Great photos - and thanks - but take care in those old morgues. A lot of very nasty bugs can survive a surprisingly long time, especially when they turn the refrigeration off.


----------



## nelly (Apr 11, 2012)

whitelaw said:


> Great photos - and thanks - but take care in those old morgues. A lot of very nasty bugs can survive a surprisingly long time, especially when they turn the refrigeration off.



Will do matey, thanks for the advice, (Thinks back to the shot I have of SK & Wevsky licking the autopsy table)


----------



## TeeJF (Apr 12, 2012)

We didn't manage to get in when we went, it was a bit like Piccadilly Circus in a rush hour frankly. I'm sad we didn't get there.


----------



## #Dan# (May 13, 2012)

Wow, nice find!
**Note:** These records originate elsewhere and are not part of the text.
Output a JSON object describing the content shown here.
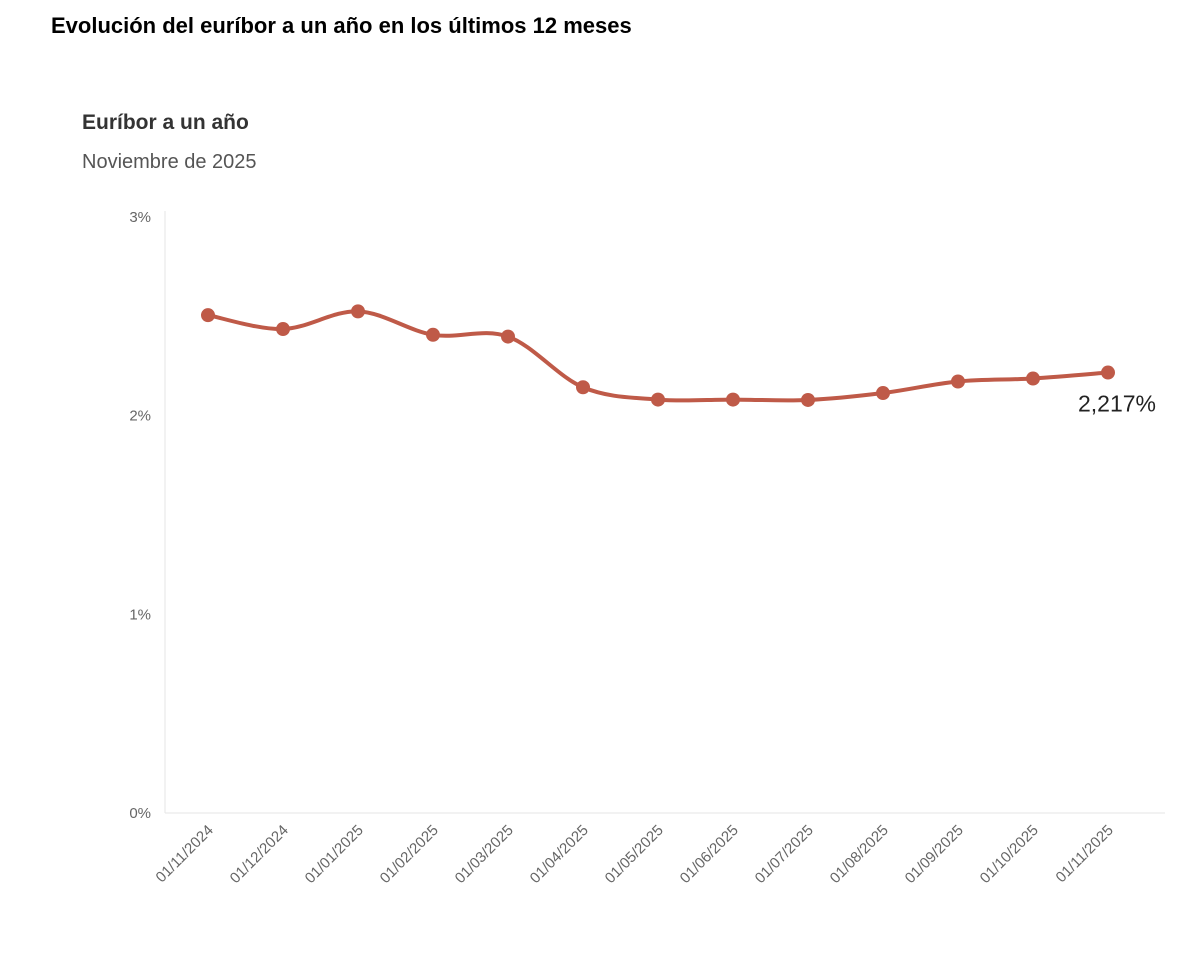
{
  "page_title": "Evolución del euríbor a un año en los últimos 12 meses",
  "chart_data": {
    "type": "line",
    "title": "Euríbor a un año",
    "subtitle": "Noviembre de 2025",
    "xlabel": "",
    "ylabel": "",
    "ylim": [
      0,
      3
    ],
    "y_ticks": [
      "0%",
      "1%",
      "2%",
      "3%"
    ],
    "categories": [
      "01/11/2024",
      "01/12/2024",
      "01/01/2025",
      "01/02/2025",
      "01/03/2025",
      "01/04/2025",
      "01/05/2025",
      "01/06/2025",
      "01/07/2025",
      "01/08/2025",
      "01/09/2025",
      "01/10/2025",
      "01/11/2025"
    ],
    "series": [
      {
        "name": "Euríbor a un año",
        "color": "#bf5a48",
        "values": [
          2.506,
          2.436,
          2.525,
          2.407,
          2.398,
          2.143,
          2.081,
          2.081,
          2.079,
          2.114,
          2.172,
          2.187,
          2.217
        ]
      }
    ],
    "end_label": "2,217%",
    "grid": false
  }
}
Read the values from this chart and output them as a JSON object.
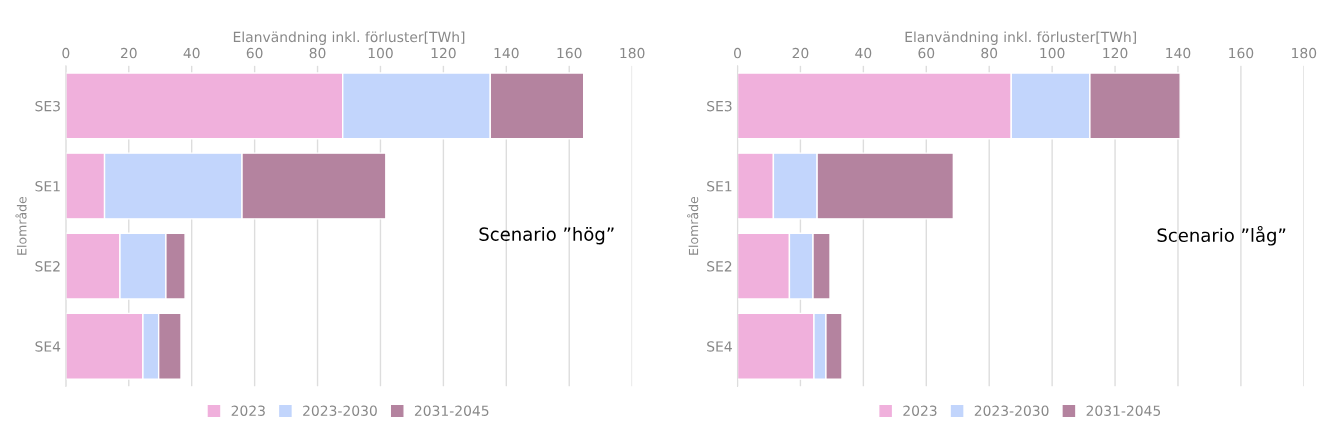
{
  "chart_data": [
    {
      "type": "bar",
      "orientation": "horizontal",
      "stacked": true,
      "xlabel": "Elanvändning inkl. förluster[TWh]",
      "ylabel": "Elområde",
      "categories": [
        "SE3",
        "SE1",
        "SE2",
        "SE4"
      ],
      "series": [
        {
          "name": "2023",
          "color": "#f0b0dc",
          "values": [
            88,
            12.3,
            17.2,
            24.5
          ]
        },
        {
          "name": "2023-2030",
          "color": "#c2d5fc",
          "values": [
            46.9,
            43.7,
            14.6,
            5
          ]
        },
        {
          "name": "2031-2045",
          "color": "#b4839f",
          "values": [
            29.7,
            45.7,
            6.1,
            7.1
          ]
        }
      ],
      "xlim": [
        0,
        180
      ],
      "xticks": [
        0,
        20,
        40,
        60,
        80,
        100,
        120,
        140,
        160,
        180
      ],
      "grid": "x",
      "legend": "bottom",
      "annotations": [
        "Scenario ”hög”"
      ]
    },
    {
      "type": "bar",
      "orientation": "horizontal",
      "stacked": true,
      "xlabel": "Elanvändning inkl. förluster[TWh]",
      "ylabel": "Elområde",
      "categories": [
        "SE3",
        "SE1",
        "SE2",
        "SE4"
      ],
      "series": [
        {
          "name": "2023",
          "color": "#f0b0dc",
          "values": [
            87,
            11.4,
            16.5,
            24.3
          ]
        },
        {
          "name": "2023-2030",
          "color": "#c2d5fc",
          "values": [
            25,
            13.9,
            7.5,
            3.8
          ]
        },
        {
          "name": "2031-2045",
          "color": "#b4839f",
          "values": [
            28.7,
            43.3,
            5.4,
            5.1
          ]
        }
      ],
      "xlim": [
        0,
        180
      ],
      "xticks": [
        0,
        20,
        40,
        60,
        80,
        100,
        120,
        140,
        160,
        180
      ],
      "grid": "x",
      "legend": "bottom",
      "annotations": [
        "Scenario ”låg”"
      ]
    }
  ]
}
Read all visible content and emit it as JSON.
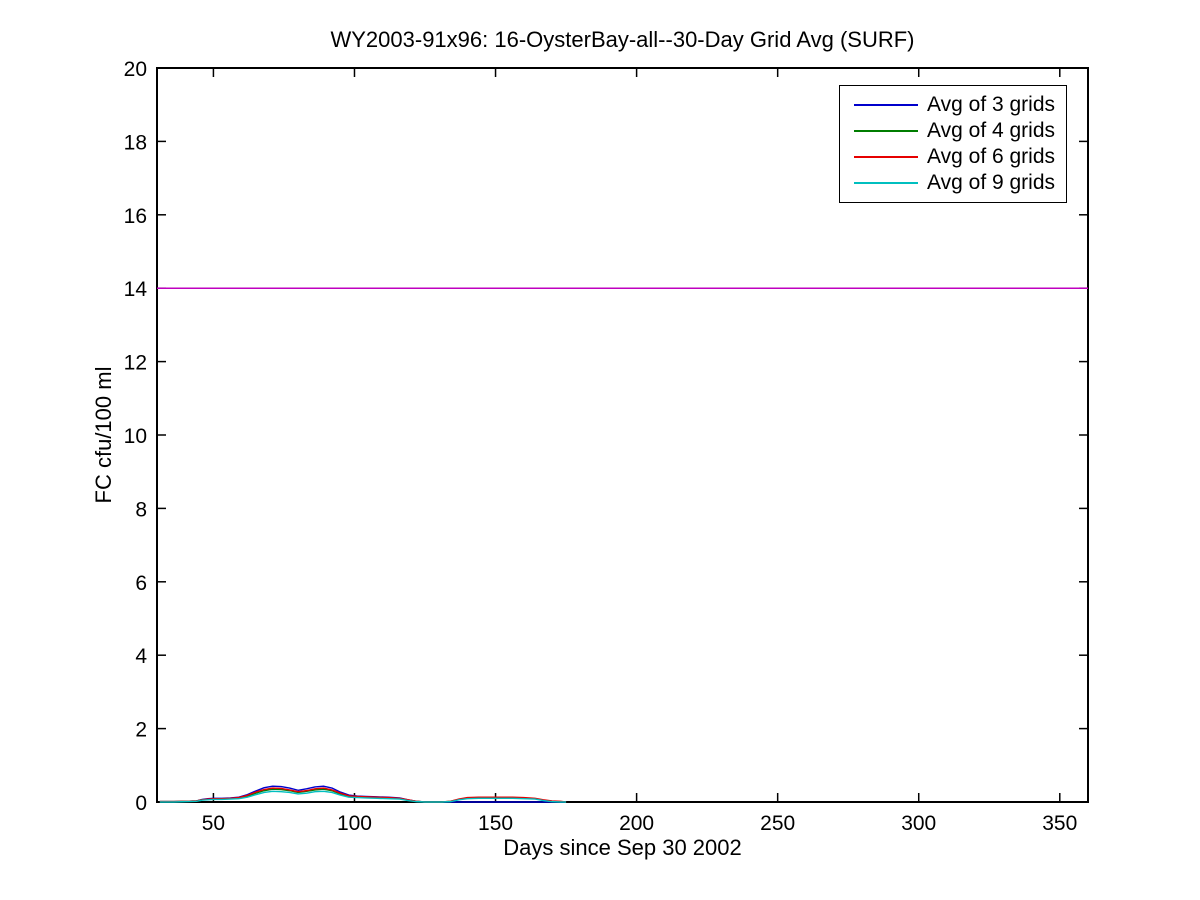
{
  "figure": {
    "title": "WY2003-91x96: 16-OysterBay-all--30-Day Grid Avg (SURF)",
    "background_color": "#ffffff",
    "axis_color": "#000000"
  },
  "chart_data": {
    "type": "line",
    "title": "WY2003-91x96: 16-OysterBay-all--30-Day Grid Avg (SURF)",
    "xlabel": "Days since Sep 30 2002",
    "ylabel": "FC cfu/100 ml",
    "xlim": [
      30,
      360
    ],
    "ylim": [
      0,
      20
    ],
    "x_ticks": [
      50,
      100,
      150,
      200,
      250,
      300,
      350
    ],
    "y_ticks": [
      0,
      2,
      4,
      6,
      8,
      10,
      12,
      14,
      16,
      18,
      20
    ],
    "grid": false,
    "legend_position": "top-right",
    "threshold_line": {
      "y": 14,
      "color": "#bf00bf",
      "name": "threshold-14"
    },
    "x": [
      31,
      36,
      40,
      44,
      46,
      48,
      50,
      53,
      56,
      59,
      62,
      65,
      68,
      71,
      74,
      77,
      80,
      83,
      86,
      89,
      92,
      95,
      98,
      101,
      104,
      108,
      112,
      116,
      119,
      122,
      125,
      128,
      131,
      134,
      137,
      140,
      144,
      148,
      152,
      156,
      160,
      164,
      167,
      170,
      173,
      175
    ],
    "series": [
      {
        "name": "Avg of 3 grids",
        "color": "#0000cc",
        "values": [
          0.01,
          0.01,
          0.02,
          0.03,
          0.07,
          0.09,
          0.1,
          0.1,
          0.11,
          0.13,
          0.2,
          0.3,
          0.39,
          0.43,
          0.42,
          0.38,
          0.32,
          0.36,
          0.41,
          0.43,
          0.38,
          0.27,
          0.19,
          0.16,
          0.15,
          0.14,
          0.13,
          0.11,
          0.06,
          0.02,
          0,
          0,
          0,
          0,
          0,
          0,
          0,
          0,
          0,
          0,
          0,
          0,
          0,
          0,
          0,
          0
        ]
      },
      {
        "name": "Avg of 4 grids",
        "color": "#007d00",
        "values": [
          0.01,
          0.01,
          0.02,
          0.03,
          0.06,
          0.07,
          0.08,
          0.08,
          0.09,
          0.11,
          0.16,
          0.24,
          0.31,
          0.35,
          0.34,
          0.31,
          0.26,
          0.29,
          0.33,
          0.35,
          0.31,
          0.22,
          0.16,
          0.14,
          0.13,
          0.12,
          0.11,
          0.09,
          0.05,
          0.02,
          0,
          0,
          0,
          0.02,
          0.07,
          0.11,
          0.12,
          0.12,
          0.12,
          0.12,
          0.11,
          0.09,
          0.05,
          0.02,
          0.01,
          0
        ]
      },
      {
        "name": "Avg of 6 grids",
        "color": "#e60000",
        "values": [
          0.01,
          0.01,
          0.02,
          0.03,
          0.06,
          0.08,
          0.09,
          0.09,
          0.1,
          0.12,
          0.18,
          0.27,
          0.34,
          0.38,
          0.37,
          0.33,
          0.28,
          0.31,
          0.36,
          0.38,
          0.33,
          0.24,
          0.17,
          0.15,
          0.14,
          0.13,
          0.12,
          0.1,
          0.06,
          0.02,
          0,
          0,
          0,
          0.02,
          0.08,
          0.12,
          0.13,
          0.13,
          0.13,
          0.13,
          0.12,
          0.1,
          0.06,
          0.03,
          0.02,
          0
        ]
      },
      {
        "name": "Avg of 9 grids",
        "color": "#00bfbf",
        "values": [
          0,
          0,
          0.01,
          0.02,
          0.05,
          0.06,
          0.07,
          0.07,
          0.08,
          0.09,
          0.13,
          0.2,
          0.26,
          0.29,
          0.28,
          0.26,
          0.22,
          0.24,
          0.28,
          0.29,
          0.26,
          0.19,
          0.13,
          0.12,
          0.11,
          0.1,
          0.09,
          0.08,
          0.04,
          0.01,
          0,
          0,
          0,
          0.01,
          0.06,
          0.09,
          0.1,
          0.1,
          0.1,
          0.1,
          0.09,
          0.08,
          0.04,
          0.01,
          0,
          0
        ]
      }
    ]
  },
  "legend": {
    "items": [
      {
        "label": "Avg of 3 grids",
        "color": "#0000cc"
      },
      {
        "label": "Avg of 4 grids",
        "color": "#007d00"
      },
      {
        "label": "Avg of 6 grids",
        "color": "#e60000"
      },
      {
        "label": "Avg of 9 grids",
        "color": "#00bfbf"
      }
    ]
  }
}
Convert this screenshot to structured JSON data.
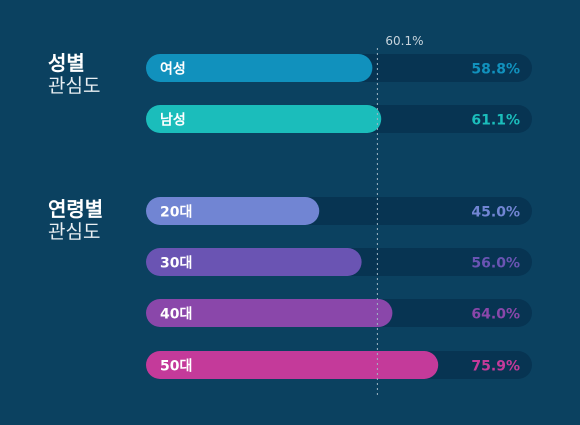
{
  "sections": {
    "gender": {
      "title_bold": "성별",
      "title_light": "관심도"
    },
    "age": {
      "title_bold": "연령별",
      "title_light": "관심도"
    }
  },
  "chart_data": {
    "type": "bar",
    "orientation": "horizontal",
    "xlim": [
      0,
      100
    ],
    "reference": {
      "value": 60.1,
      "label": "60.1%"
    },
    "groups": [
      {
        "name": "성별 관심도",
        "categories": [
          "여성",
          "남성"
        ],
        "values": [
          58.8,
          61.1
        ],
        "value_labels": [
          "58.8%",
          "61.1%"
        ],
        "colors": [
          "#1191bd",
          "#1bbdbb"
        ]
      },
      {
        "name": "연령별 관심도",
        "categories": [
          "20대",
          "30대",
          "40대",
          "50대"
        ],
        "values": [
          45.0,
          56.0,
          64.0,
          75.9
        ],
        "value_labels": [
          "45.0%",
          "56.0%",
          "64.0%",
          "75.9%"
        ],
        "colors": [
          "#7185d3",
          "#6a54b3",
          "#8a47aa",
          "#c43a9a"
        ]
      }
    ],
    "track_color": "#073452",
    "background": "#0b4160"
  }
}
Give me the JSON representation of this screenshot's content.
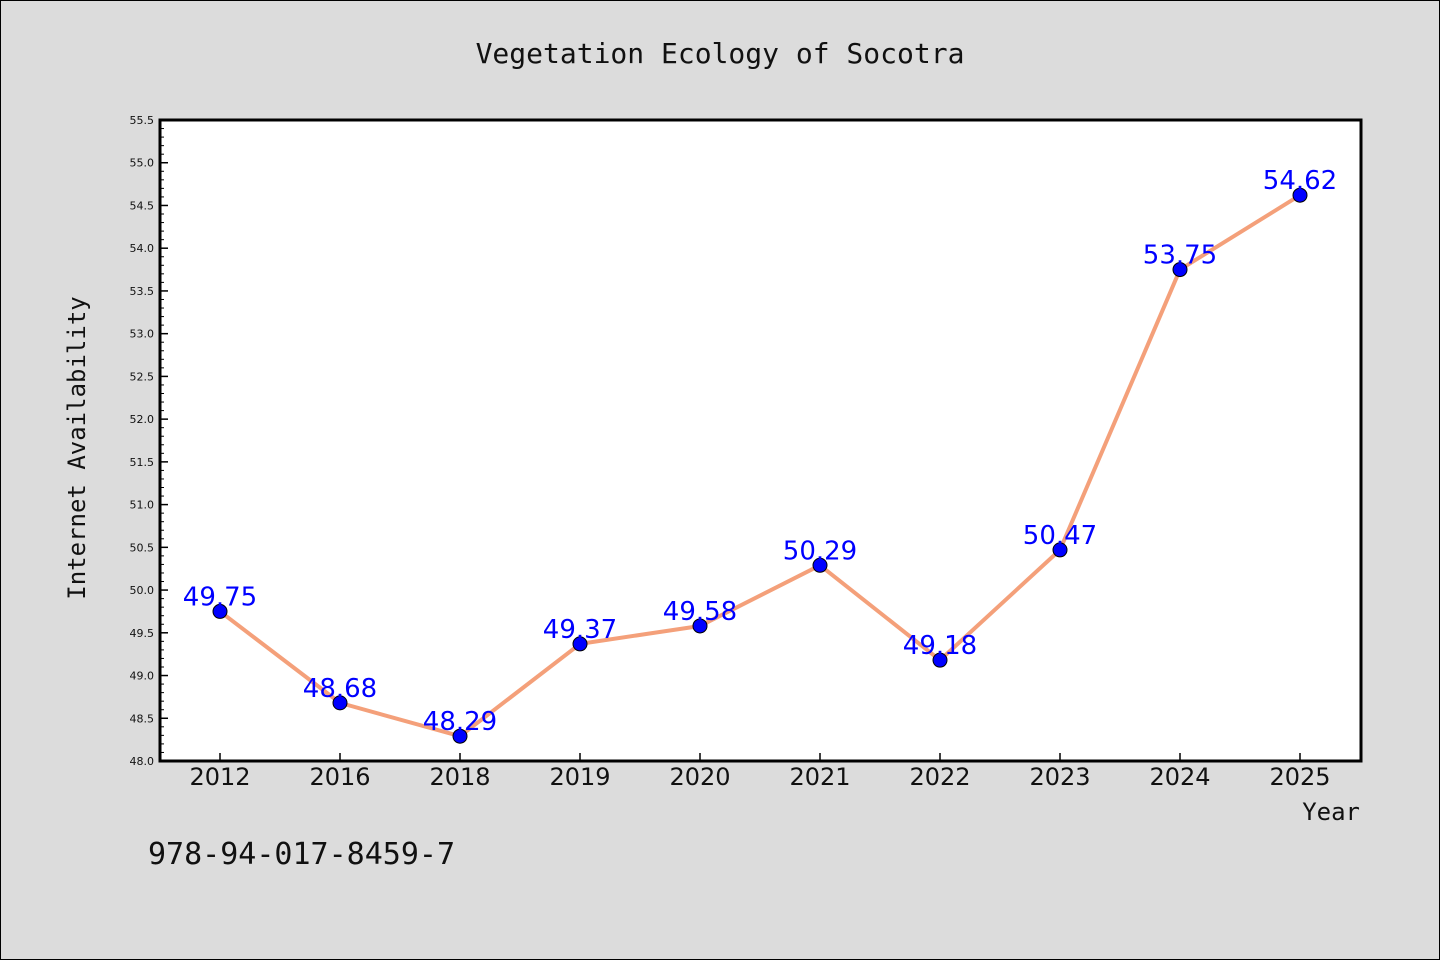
{
  "chart_data": {
    "type": "line",
    "title": "Vegetation Ecology of Socotra",
    "xlabel": "Year",
    "ylabel": "Internet Availability",
    "categories": [
      "2012",
      "2016",
      "2018",
      "2019",
      "2020",
      "2021",
      "2022",
      "2023",
      "2024",
      "2025"
    ],
    "values": [
      49.75,
      48.68,
      48.29,
      49.37,
      49.58,
      50.29,
      49.18,
      50.47,
      53.75,
      54.62
    ],
    "data_labels": [
      "49.75",
      "48.68",
      "48.29",
      "49.37",
      "49.58",
      "50.29",
      "49.18",
      "50.47",
      "53.75",
      "54.62"
    ],
    "ylim": [
      48.0,
      55.5
    ],
    "yticks": [
      "48.0",
      "48.5",
      "49.0",
      "49.5",
      "50.0",
      "50.5",
      "51.0",
      "51.5",
      "52.0",
      "52.5",
      "53.0",
      "53.5",
      "54.0",
      "54.5",
      "55.0",
      "55.5"
    ],
    "grid": false,
    "line_color": "#f4a07a",
    "marker_color": "#0000ff",
    "label_color": "#0000ff",
    "background_color": "#dcdcdc",
    "plot_background": "#ffffff"
  },
  "footer": {
    "code": "978-94-017-8459-7"
  }
}
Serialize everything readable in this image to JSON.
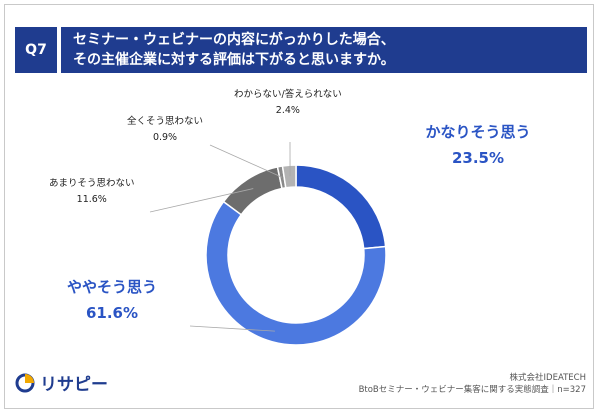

Very unusual - My top 3 favorites are #2 #7 and #8  Great job!


----------



## inceptionwave (May 13, 2012)

Great pictures and a great find, shame that it has gone though, would of been awesome to have gone to this site!


----------



## ermintrude7 (May 13, 2012)

I work in a mortuary and these are great pics... would hav eloved the chance to have a look around there..


----------



## skeleton key (May 13, 2012)

Cracking pics mate and a new one has surfaced


----------



## prettyvacant71 (May 18, 2012)

Great fisheye shots i really luv em!!make mine look sooo much duller!


----------



## nelly (May 24, 2012)

Lol, only just seen this, that wasn't a fish eye fella, that was a 16 shot pano


----------



## the kwan (May 24, 2012)

Just lovely, I would have loved to visit this place.


----------